Caroline Siarkiewicz, chief executive at MaPS, said: “Even before the pandemic, 18% of people with mental health problems were also in problem debt.
“The effects of the pandemic have impacted significantly on the mental health of many and worsened existing problems for some. We know that people in this situation may find it harder to engage with debt advice and are being chased for their debts when they are least likely to be able to deal with it.
“The toll of coronavirus on some people’s financial wellbeing will continue to be severe and long lasting. Although many have already been helped by support schemes, and special flexibility on products such as mortgages and loans, there are likely to be challenges ahead when these come to an end. Throughout the pandemic, we have taken action to ensure more support is available to people in need of debt advice, and our increased funding for the next 12 months continues our commitment.”
The government-backed MaPS, which is the largest funder of debt advice in England, has committed £94.6m overall in 2021/22 to support vital debt advice services as people continue to tackle with the financial impact of the pandemic.
As part of the increased funding, MaPS is investing £2.4m in a pilot which joins up the mental health sector with debt advice services, to refer people in crisis for a mental health crisis breathing space.
Under the breathing space scheme, which launched on May 4, people with problem debt will be given legal protections from creditors chasing them for payments and a freeze on most interest and charges on their debts for up to 60 days.
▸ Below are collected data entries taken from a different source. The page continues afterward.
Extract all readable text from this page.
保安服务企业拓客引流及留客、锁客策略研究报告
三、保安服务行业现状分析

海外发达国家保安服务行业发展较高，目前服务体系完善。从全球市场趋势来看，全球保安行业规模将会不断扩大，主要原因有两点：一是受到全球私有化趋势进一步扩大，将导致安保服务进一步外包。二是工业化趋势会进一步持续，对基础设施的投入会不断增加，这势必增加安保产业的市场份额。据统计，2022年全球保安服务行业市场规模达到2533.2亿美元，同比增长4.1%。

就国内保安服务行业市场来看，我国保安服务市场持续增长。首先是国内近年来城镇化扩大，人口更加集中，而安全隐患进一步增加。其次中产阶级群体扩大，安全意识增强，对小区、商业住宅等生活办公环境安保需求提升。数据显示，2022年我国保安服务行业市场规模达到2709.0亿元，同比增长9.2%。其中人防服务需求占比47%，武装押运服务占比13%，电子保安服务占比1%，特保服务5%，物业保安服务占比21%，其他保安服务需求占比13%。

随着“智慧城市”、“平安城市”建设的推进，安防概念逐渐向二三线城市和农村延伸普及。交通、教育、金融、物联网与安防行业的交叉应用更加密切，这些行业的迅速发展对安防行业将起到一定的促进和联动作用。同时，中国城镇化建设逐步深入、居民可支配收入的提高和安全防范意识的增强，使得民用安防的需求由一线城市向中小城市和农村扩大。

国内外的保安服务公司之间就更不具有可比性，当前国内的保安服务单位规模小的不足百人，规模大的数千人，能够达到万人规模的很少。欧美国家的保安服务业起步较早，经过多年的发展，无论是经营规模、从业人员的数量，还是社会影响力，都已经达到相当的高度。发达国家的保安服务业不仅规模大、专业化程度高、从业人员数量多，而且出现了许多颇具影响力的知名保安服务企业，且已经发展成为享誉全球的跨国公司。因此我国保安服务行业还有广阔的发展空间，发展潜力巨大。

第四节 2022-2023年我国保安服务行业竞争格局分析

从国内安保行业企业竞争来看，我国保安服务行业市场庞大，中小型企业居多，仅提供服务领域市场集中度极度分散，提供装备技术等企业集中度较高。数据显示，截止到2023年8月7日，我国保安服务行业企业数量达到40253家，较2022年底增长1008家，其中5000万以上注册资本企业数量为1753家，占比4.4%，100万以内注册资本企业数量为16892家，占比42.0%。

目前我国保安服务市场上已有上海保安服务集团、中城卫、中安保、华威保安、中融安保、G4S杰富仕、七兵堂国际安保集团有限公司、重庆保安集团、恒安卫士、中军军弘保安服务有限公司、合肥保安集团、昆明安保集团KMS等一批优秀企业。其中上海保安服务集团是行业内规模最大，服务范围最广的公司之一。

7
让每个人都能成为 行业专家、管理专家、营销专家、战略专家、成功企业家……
A standard breathing space can be applied for through debt advice.
A mental health crisis breathing space is specifically for someone who is receiving mental health crisis treatment, who may not be able to access debt advice and apply for breathing space themselves. It enables an application to be made on their behalf to a debt adviser, based on evidence provided by an approved mental health professional. This breathing space lasts for the duration of their treatment plus 30 days, to prevent their debts worsening while they are in crisis.
The pilot will be run by the charity Rethink Mental Illness over the next 12 months and is expected to support around 6,300 people living with severe mental health problems to apply for breathing space from their debts.
This will be delivered through the creation of a single online point of entry, managed by MaPS, for qualified mental health practitioners to easily refer their patients for a mental health crisis breathing space.
MaPS will also fund specialist breathing space training and support for debt advisors across the sector.